598 P.2d 938 | Alaska | 1979

OPINION

BURKE, Justice.

This is an appeal by the state from an order of the superior court dismissing a burglary indictment. See AS 22.05.010; Rule 5, Alaska R.App.P. The court’s dismissal was based upon its conclusion that the language of the indictment failed to charge the defendants with sufficient particularity to enable them to prepare their defense. See Price v. State, 437 P.2d 330, 331-32 (Alaska 1968); Adkins v. State, 389 P.2d 915, 916 (Alaska 1964). We reverse.

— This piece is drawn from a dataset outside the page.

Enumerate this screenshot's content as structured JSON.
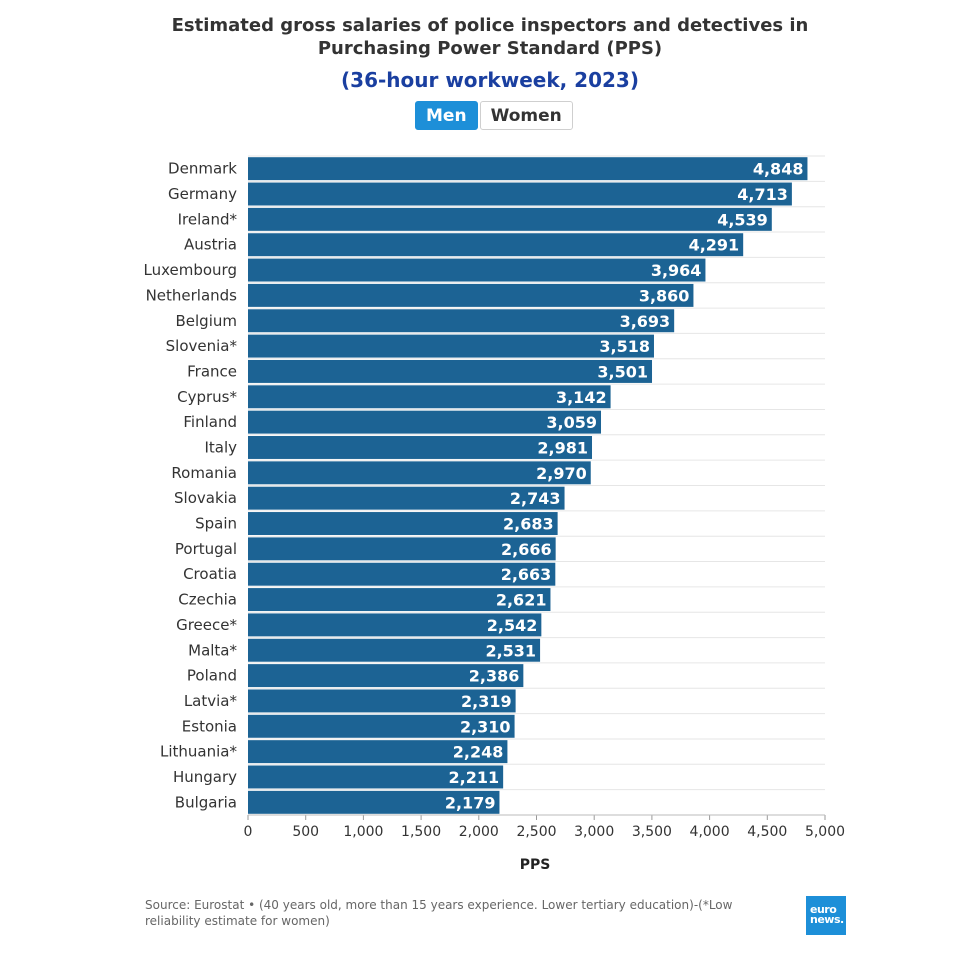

AS 11.20.080 provides, in pertinent part, that one is guilty of the crime of burglary in a dwelling if he or she “breaks and enters a dwelling house with intent to commit a crime in it . . Appellees, Tom and Robert Van Brocklin, were indicted for a violation of that statute by an *939indictment charging that they did “break and enter a dwelling house . . . with intent to commit the crime of assault therein.” Because the indictment failed to specify any particular kind or degree of assault, the superior court concluded that it was fatally defective, citing as authority our own decision in Adkins v. State, 389 P.2d 915 (Alaska 1964), and that of the United States Court of Appeals, District of Columbia Circuit, in United States v. Thomas, 144 U.S.App.D.C. 44, 444 F.2d 919 (1971).

In Adkins, we held that an indictment charging a violation of AS 11.20.080 is fatally defective if it fails to “specify by name the ulterior crime which it is alleged the accused intended to commit.” 389 P.2d at 916 (footnote omitted). In Thomas the United States Court of Appeal reached a similar conclusion. 144 U.S.App.D.C. at 46-7, 444 F.2d at 921-22. However, both of those cases are distinguishable from the case at bar. The indictment in Adkins alleged only that the accused broke and entered a dwelling house “with intent to commit a crime therein.” 389 P.2d at 915. In Thomas, the indictment alleged an “intent to commit [a] criminal offense therein.” 144 U.S.App.D.C. at 45, 444 F.2d at 920. In neither case was any particular kind of offense designated. In the case at bar, on the other hand, the indictment specified that the accused acted with the intent to commit a particular crime, namely, “assault.”

As noted by the superior court, there are numerous forms of assault described in Alaska’s criminal code. E. g., AS 11.15.160 (assault with intent to kill or commit rape or robbery), AS 11.15.190 (assault while armed), AS 11.15.220 (assault with a dangerous weapon), AS 11.15.230 (assault and assault and battery). For that reason, the court concluded that the defendants had not been adequately apprised of the charge against them and dismissed the indictment. We believe however, that for purposes of charging a violation of AS 11.20.080, an allegation that the entry was made with intent to commit an “assault” is sufficiently informative to pass muster.1 Thus, we conclude that the superior court erred in ordering the indictment dismissed.

REVERSED and REMANDED, with instructions to the superior court to reinstate the indictment.

. An intent to commit a simple assault, under AS 11.15.230, will suffice to support a burglary charge. And a simple assault is necessarily committed as a part of the other more serious assault offenses. Thus, we conclude that the superior court erred in ordering the indictment dismissed. Cf. Peterson v. State, 562 P.2d 1350, 1367 (Alaska 1977) (indictment need not state specific theory by which defendant was alleged to have committed murder).